Bush and Russian President Vladimir Putin agreed during the Group of Eight (G-8) summit in Genoa last month to continue talks on arms control and disarmament.

However, any unilateral disarmament initiative by the United States faces a major hurdle: in 1997 Congress mandated that there could be no unilateral reductions in U.S. strategic nuclear weapons until the second Strategic Arms Reduction Treaty, or START II, enters into force. The Bush plan to reduce the number of nuclear weapons will depend on Congress rescinding the law, but the Armed Services Committee voted 31-22 August 1 to defeat an effort to repeal the 1997 law.

The B-1B amendment -- offered by Representative Saxby Chambliss, (Republican, Georgia)-- prevents the Air Force from reducing its fleet of 93 B-1B Lancers to 60 and consolidating the air wings at two bases instead of five. The Air Force has argued that the bombers, first fielded in the mid-1980s, are costly to operate and highly vulnerable to enemy air defenses. Reducing the fleet to 60 would save $165 million, which could be used to pay for upgrading the remaining planes, Air Force officials have said.

The bomber fleet would be consolidated at Ellsworth Air Force Base in South Dakota and Dyess Air Force Base in Texas. Bases in Georgia, Kansas, and Idaho would lose bomber air wings.

The defense budget authorization also contains $8,160 million for the Bush administration's missile defense program in fiscal year 2002, which begins this coming October 1.
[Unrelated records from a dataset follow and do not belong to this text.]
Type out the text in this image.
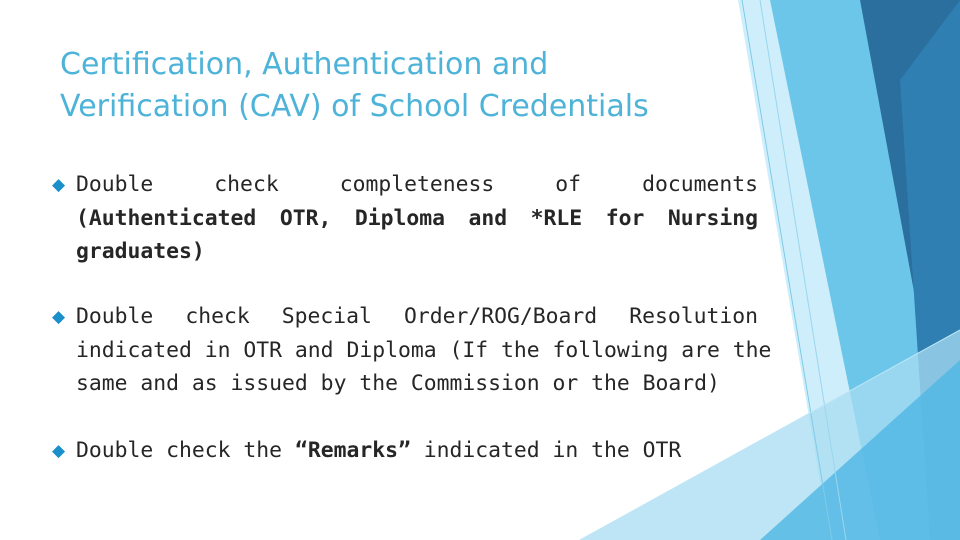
Certification, Authentication and
Verification (CAV) of School Credentials
◆ Double check completeness of documents
(Authenticated OTR, Diploma and *RLE for Nursing
graduates)
◆ Double check Special Order/ROG/Board Resolution
indicated in OTR and Diploma (If the following are the
same and as issued by the Commission or the Board)
◆ Double check the “Remarks” indicated in the OTR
The measure also would set U.S. armed forces strength levels at 1,387,400 active duty military personnel and another 864,658 reserve military personnel.

Several other amendments to the 2002 defense authorization include:

-- $35 million for the construction of a chemical weapons destruction facility at Shchuchye, Russia. This expenditure is part of the Nunn-Lugar Cooperative Threat Reduction Program.

-- Limits on U.S. military personnel assigned to Colombia to no more than 500 troops.

-- Authorization for a variety of space programs, including creation of an office for under secretary of defense for space information and intelligence.

-- Diversion of more funding into engineering programs for the F-22 advanced tactical strike fighter.